RemoveLetterAccents(text)
	{
	 static Array := { "a" : "áàâǎăãảạäåāąấầẫẩậắằẵẳặǻ"
	 , "c" : "ćĉčċç"
	 , "d" : "ďđð"
	 , "e" : "éèêěĕẽẻėëēęếềễểẹệ"
	 , "g" : "ğĝġģ"
	 , "h" : "ĥħ"
	 , "i" : "íìĭîǐïĩįīỉịĵ"
	 , "k" : "ķ"
	 , "l" : "ĺľļłŀ"
	 , "n" : "ńňñņ"
	 , "o" : "óòŏôốồỗổǒöőõøǿōỏơớờỡởợọộ"
	 , "s" : "ṕṗŕřŗśŝšş"
	 , "t" : "ťţŧ"
	 , "u" : "úùŭûǔůüǘǜǚǖűũųūủưứừữửựụ"
	 , "w" : "ẃẁŵẅýỳŷÿỹỷỵ"
	 , "z" : "źžż" }
	 
	 for k, v in Array
		{
		 StringUpper, VU, v
		 StringUpper, KU, k
		 text:=RegExReplace(text,"[" v "]",k)
		 text:=RegExReplace(text,"[" VU "]",KU)
		}
	 Return text
	}

Re: Remove letter accents in a string (function)

Posted: 18 Jun 2015, 08:50
by aaffe
Wow, thats great, Guest!

Re: Remove letter accents in a string (function)

Posted: 19 Jun 2015, 02:46
by Guest
Purely for future reference and people reading this thread:

1 - if you have html entities in your text you can use unhtm() by SKAN to translate them to text first, you can find a working copy of that function in Nextrons script http://ahkscript.org/boards/viewtopic.p ... ilit=unhtm
(original code on AutoHotkey . com is no longer valid code due to forum "upgrade")
after unhtm() you can run RemoveLetterAccents()

2 - A more elaborate script is "Unidecode" by haichen http://ahkscript.org/boards/viewtopic.php?f=6&t=8257

Re: Remove letter accents in a string (function)

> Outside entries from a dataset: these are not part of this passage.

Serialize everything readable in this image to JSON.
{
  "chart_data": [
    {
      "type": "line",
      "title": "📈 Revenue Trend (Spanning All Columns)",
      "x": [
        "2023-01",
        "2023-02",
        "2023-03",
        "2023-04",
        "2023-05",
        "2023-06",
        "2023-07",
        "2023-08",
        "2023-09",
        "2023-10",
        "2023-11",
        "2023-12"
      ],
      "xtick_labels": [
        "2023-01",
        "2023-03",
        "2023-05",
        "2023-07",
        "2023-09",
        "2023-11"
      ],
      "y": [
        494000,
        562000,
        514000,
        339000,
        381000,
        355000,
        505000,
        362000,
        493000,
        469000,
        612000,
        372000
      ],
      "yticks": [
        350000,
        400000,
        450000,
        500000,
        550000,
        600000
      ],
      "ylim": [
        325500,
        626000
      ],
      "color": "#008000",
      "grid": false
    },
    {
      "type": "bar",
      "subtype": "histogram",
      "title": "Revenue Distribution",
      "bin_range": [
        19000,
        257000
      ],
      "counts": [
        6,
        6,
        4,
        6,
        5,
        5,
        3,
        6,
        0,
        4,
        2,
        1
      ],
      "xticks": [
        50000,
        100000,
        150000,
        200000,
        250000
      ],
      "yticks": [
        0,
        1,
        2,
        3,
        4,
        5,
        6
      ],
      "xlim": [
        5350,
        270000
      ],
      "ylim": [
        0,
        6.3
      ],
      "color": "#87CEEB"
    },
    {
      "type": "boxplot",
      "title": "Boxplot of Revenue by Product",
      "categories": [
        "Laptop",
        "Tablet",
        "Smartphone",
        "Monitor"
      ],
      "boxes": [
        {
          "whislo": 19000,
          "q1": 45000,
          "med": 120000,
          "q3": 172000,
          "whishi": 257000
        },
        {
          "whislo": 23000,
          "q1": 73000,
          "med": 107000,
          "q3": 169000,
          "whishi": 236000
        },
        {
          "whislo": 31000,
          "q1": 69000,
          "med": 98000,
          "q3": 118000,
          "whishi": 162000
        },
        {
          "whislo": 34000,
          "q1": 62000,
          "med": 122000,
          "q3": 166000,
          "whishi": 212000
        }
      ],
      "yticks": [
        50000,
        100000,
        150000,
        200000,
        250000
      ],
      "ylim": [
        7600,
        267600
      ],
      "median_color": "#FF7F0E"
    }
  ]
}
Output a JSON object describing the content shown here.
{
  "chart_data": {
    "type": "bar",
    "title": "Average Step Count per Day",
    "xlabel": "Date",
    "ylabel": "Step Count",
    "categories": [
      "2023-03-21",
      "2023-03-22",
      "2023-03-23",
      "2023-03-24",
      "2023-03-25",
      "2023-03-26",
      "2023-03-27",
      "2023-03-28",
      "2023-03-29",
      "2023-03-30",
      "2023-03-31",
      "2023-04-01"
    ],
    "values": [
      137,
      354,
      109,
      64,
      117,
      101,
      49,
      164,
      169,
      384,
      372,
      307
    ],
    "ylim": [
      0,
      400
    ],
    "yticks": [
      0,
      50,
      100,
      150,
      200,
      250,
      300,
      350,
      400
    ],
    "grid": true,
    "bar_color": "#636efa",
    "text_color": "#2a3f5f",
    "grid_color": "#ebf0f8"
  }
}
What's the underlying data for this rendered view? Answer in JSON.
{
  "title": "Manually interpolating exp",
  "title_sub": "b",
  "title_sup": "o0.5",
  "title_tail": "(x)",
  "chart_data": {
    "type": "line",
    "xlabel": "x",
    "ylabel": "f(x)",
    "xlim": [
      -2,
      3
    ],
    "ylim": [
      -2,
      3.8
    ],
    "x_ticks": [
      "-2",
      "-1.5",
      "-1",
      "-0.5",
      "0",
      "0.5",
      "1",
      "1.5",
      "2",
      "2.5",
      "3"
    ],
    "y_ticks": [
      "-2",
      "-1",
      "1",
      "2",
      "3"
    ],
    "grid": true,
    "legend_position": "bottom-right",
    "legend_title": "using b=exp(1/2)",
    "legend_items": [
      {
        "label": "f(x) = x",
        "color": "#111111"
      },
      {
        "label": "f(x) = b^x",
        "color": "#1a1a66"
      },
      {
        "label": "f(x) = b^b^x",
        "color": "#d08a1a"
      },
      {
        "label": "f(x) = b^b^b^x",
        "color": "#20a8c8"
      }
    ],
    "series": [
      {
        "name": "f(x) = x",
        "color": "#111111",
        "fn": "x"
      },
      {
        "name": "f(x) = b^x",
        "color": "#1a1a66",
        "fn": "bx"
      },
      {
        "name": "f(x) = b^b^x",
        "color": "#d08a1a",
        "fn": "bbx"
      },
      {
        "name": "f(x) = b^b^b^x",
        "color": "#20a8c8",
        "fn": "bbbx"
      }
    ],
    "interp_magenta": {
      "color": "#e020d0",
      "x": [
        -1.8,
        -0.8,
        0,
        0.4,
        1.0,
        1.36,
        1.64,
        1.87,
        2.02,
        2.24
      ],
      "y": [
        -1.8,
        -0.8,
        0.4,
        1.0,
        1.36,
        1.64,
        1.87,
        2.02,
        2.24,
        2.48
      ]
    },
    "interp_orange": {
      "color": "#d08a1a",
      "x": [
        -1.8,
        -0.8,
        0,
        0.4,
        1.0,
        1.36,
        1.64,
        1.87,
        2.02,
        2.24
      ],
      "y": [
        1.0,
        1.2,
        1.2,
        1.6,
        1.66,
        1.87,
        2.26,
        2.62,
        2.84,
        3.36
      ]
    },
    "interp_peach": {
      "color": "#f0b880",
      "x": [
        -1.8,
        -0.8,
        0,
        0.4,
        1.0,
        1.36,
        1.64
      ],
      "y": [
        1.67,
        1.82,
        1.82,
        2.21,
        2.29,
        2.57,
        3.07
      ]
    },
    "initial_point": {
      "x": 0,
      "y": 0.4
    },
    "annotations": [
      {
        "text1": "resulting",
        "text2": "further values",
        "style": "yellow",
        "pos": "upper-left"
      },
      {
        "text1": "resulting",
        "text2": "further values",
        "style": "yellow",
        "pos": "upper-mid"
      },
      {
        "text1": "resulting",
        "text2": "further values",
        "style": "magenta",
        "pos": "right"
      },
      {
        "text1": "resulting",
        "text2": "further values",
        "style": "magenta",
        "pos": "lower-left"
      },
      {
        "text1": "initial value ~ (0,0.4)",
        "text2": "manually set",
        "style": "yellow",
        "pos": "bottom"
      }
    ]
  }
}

Posted: 01 Feb 2019, 22:22
by IMEime
good, people.

Re: Remove letter accents in a string (function)

Posted: 18 Jul 2019, 05:09
by ScottElliff
Hi there,

Someone mentioned the RemoveLetterAccents-tool on Stackoverflow in one of the discussions (can't find it now even applying the AutoHotKey tag). Anyone used it already?